Given these problems, I believe there is a non-marginal probability that AGI could affect human life very drastically.
Before I conclude, I must qualify that I harbor some skepticism about the extent of the singularity’s effects. Scenarios like AI 2027 often seem to involve some kind of science fiction element in them in order for the AI to deal the final blow to humanity. The AI always ends up inventing some crazy thing like “mirror life” or a “dormant virus in every human that becomes activated by the AI”, or “nanobots”, or other “undiscovered” scientific phenomenon that the system uses to deus ex machina all of humanity so it can finally launch itself unencumbered into the distant cosmos.
In reality, an AI with access to physical resources is going to have the same economic constraints that we do. For example, technological research and industrial development, both of which an AI would have to do to take over the world, require energy to do. If you believe that peak oil never went away as I do, this poses a problem for an AI hell-bent on world domination: as far as we know, world domination is paid for in barrels of oil, especially for a machine. Mining enough material and providing enough fuel for a robot army strong enough to defeat all of humanity would probably burn a lot of hydrocarbons. Maybe an AGI can deus ex machina its way out of peak oil, inventing or discovering a new source of energy previously unknown to us, but this is probably unlikely. New discoveries are always unlikely; that’s what makes them discoveries.
This is the same critique I have with many other scenarios that are presented. Maybe the AI will invent nanobots, or a mirror life bioweapon, or gain access to all the nukes, or figure out how to make humans immortal so it can torture them forever, or some other wild and terrible thing. There is no certainty to any of this. We can worry about all these things if we wish, and learn nothing actionable. Or, we can learn from Augustine, and decide that it is better to suffer one death than to live under the fear of all of them. Our goal should be the calculation and hedging of risk, not wild and fanatical speculation, science fiction, and futurism. Let’s focus on the risks we know about first.

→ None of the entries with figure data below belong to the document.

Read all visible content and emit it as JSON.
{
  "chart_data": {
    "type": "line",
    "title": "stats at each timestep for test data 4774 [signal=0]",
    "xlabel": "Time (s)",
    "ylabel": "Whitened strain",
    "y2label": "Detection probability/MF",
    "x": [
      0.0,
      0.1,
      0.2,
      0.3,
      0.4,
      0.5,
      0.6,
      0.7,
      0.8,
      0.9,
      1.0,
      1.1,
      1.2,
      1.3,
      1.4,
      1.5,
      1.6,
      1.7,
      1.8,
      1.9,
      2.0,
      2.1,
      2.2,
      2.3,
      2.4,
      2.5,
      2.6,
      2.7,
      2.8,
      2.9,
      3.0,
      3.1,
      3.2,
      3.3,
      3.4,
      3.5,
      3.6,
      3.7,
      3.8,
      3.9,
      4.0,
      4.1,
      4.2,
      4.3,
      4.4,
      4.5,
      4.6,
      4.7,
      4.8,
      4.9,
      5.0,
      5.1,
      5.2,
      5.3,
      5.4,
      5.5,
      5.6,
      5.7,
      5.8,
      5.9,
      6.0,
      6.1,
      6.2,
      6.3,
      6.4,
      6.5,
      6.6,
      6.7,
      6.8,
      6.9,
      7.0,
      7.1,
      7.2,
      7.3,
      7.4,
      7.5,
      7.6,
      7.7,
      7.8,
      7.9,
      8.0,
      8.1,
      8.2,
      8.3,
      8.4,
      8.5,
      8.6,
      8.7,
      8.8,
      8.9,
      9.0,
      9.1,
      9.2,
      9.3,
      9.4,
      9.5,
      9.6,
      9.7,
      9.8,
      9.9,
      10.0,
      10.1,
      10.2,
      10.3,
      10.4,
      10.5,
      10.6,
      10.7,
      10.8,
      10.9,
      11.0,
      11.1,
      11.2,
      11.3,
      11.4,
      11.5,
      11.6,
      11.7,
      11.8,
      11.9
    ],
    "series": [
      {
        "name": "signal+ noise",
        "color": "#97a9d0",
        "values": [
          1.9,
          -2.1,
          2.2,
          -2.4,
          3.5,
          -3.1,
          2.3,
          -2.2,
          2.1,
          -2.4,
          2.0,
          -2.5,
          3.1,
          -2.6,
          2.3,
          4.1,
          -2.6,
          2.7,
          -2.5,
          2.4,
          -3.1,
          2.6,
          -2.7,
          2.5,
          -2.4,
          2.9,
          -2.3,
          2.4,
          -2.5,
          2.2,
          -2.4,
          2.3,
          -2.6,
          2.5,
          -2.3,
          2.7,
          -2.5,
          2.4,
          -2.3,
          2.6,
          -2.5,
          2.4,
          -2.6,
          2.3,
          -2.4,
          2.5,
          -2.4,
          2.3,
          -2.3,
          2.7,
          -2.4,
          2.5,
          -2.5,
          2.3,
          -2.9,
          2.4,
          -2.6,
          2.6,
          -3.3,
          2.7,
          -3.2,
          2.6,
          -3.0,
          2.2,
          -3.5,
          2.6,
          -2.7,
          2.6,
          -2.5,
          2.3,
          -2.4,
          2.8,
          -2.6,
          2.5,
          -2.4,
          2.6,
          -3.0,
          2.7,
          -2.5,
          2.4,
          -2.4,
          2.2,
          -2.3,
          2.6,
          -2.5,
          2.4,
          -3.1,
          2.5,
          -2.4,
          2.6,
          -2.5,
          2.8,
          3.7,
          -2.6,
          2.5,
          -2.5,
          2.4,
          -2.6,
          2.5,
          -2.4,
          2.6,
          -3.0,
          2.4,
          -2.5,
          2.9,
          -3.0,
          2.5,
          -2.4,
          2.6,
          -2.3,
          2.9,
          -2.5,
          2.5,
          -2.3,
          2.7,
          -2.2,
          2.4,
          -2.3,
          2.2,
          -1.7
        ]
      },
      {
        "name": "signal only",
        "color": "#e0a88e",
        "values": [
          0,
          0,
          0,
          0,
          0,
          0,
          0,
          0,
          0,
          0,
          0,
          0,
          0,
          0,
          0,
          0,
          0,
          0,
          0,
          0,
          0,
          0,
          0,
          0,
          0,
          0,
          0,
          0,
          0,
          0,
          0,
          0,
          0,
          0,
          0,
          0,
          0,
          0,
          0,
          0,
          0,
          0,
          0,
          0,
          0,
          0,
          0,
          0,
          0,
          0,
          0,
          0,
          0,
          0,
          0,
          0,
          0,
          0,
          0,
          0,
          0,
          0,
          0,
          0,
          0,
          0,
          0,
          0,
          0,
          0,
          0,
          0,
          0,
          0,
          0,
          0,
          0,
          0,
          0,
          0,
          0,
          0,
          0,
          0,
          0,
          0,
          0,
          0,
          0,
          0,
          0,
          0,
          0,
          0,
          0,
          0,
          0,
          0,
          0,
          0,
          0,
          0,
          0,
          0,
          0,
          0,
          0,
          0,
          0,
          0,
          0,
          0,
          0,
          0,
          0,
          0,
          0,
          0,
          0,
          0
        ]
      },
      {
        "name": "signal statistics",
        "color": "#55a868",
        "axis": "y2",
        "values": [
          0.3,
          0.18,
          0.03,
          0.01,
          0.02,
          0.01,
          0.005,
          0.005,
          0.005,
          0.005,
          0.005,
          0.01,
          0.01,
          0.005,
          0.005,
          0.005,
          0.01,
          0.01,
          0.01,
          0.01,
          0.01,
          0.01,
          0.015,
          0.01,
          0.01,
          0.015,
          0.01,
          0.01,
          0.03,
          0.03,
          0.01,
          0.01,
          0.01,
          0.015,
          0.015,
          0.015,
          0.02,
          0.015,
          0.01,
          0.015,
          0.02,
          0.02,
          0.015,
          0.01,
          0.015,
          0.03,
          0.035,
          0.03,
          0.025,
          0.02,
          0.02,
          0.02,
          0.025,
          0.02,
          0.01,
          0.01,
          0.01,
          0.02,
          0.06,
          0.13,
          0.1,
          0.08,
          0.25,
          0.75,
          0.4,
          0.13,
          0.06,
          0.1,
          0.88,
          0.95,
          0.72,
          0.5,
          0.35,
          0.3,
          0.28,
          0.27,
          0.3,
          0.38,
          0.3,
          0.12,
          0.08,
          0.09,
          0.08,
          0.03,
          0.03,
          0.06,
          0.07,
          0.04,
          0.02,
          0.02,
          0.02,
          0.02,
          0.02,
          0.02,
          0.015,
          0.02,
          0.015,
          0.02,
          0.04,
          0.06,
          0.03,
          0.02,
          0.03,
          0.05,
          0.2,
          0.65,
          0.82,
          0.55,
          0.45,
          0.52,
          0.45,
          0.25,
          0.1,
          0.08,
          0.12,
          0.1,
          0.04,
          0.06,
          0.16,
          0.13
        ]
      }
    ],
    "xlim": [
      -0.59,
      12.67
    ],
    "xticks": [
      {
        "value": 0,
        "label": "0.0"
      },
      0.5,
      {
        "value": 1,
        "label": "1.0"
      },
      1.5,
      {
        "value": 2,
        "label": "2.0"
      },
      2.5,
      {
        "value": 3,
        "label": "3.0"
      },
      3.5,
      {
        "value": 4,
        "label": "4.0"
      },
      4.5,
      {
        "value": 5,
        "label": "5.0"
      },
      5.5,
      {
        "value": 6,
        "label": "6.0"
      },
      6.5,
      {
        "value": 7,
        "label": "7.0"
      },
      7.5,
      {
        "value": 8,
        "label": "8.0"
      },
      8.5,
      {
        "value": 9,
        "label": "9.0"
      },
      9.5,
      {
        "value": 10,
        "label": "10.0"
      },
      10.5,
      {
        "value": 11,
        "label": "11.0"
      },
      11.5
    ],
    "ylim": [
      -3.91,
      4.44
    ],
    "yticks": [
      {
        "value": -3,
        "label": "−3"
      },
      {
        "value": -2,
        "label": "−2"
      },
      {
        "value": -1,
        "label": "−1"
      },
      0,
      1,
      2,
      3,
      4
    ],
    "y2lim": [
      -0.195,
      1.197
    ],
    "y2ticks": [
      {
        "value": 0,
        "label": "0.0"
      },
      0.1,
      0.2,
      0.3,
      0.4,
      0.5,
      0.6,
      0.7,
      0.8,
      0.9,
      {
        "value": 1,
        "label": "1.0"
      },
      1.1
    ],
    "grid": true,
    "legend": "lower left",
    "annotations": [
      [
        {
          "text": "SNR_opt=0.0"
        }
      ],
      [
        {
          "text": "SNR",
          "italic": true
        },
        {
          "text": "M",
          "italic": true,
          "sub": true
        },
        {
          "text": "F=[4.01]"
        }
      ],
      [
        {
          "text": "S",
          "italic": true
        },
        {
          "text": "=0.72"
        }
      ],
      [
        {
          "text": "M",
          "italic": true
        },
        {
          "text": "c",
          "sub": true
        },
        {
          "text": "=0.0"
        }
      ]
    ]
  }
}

Other doubts I have about “ultimate doom forever” scenarios regarding AGI are specifically Christian doubts. I believe that the earth “shall be filled with the knowledge of the glory of the LORD, as the waters cover the sea” (Habakkuk 2:14). I believe that “there shall be always a Church on earth to worship God according to his will” (Westminster Confession 25.5). I believe that “there is nothing new under the sun” (Esslesiastes 1:9). Christian cosmology seems to preclude many of the ultimate AGI doom takeover scenarios you find online.

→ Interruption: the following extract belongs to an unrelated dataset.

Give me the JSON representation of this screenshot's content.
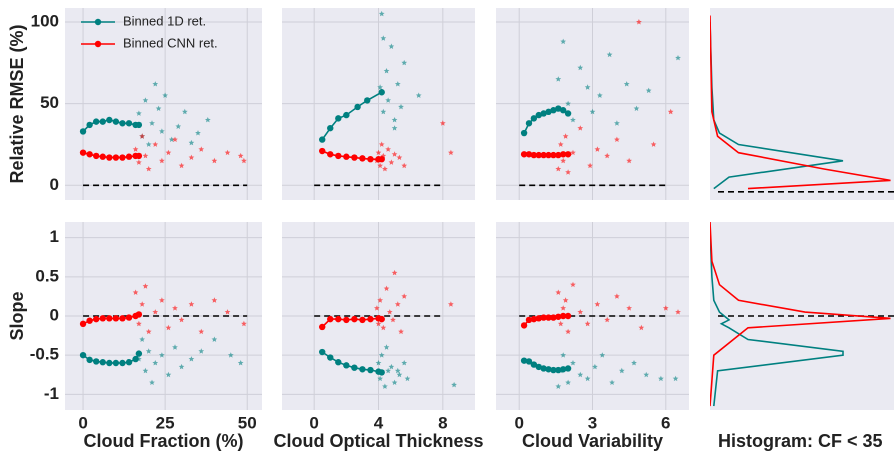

Perhaps a rogue AGI will have only a temporary dominion as a means of God chastizing the earth. Perhaps it ushers in the eschaton. Perhaps it uses its advanced reasoning to conclude that glorifying Almighty God is its purpose for existence. That would be pretty awesome. Or perhaps, like Satan, it will seek to rise up against God and take out its hatred for the Lord of All on us. That would be pretty awful. Only the Lord knows.
Whatever comes, we must take all things that come to us as from the fatherly hand of God. Pray, prepare, and do not despair, Christian.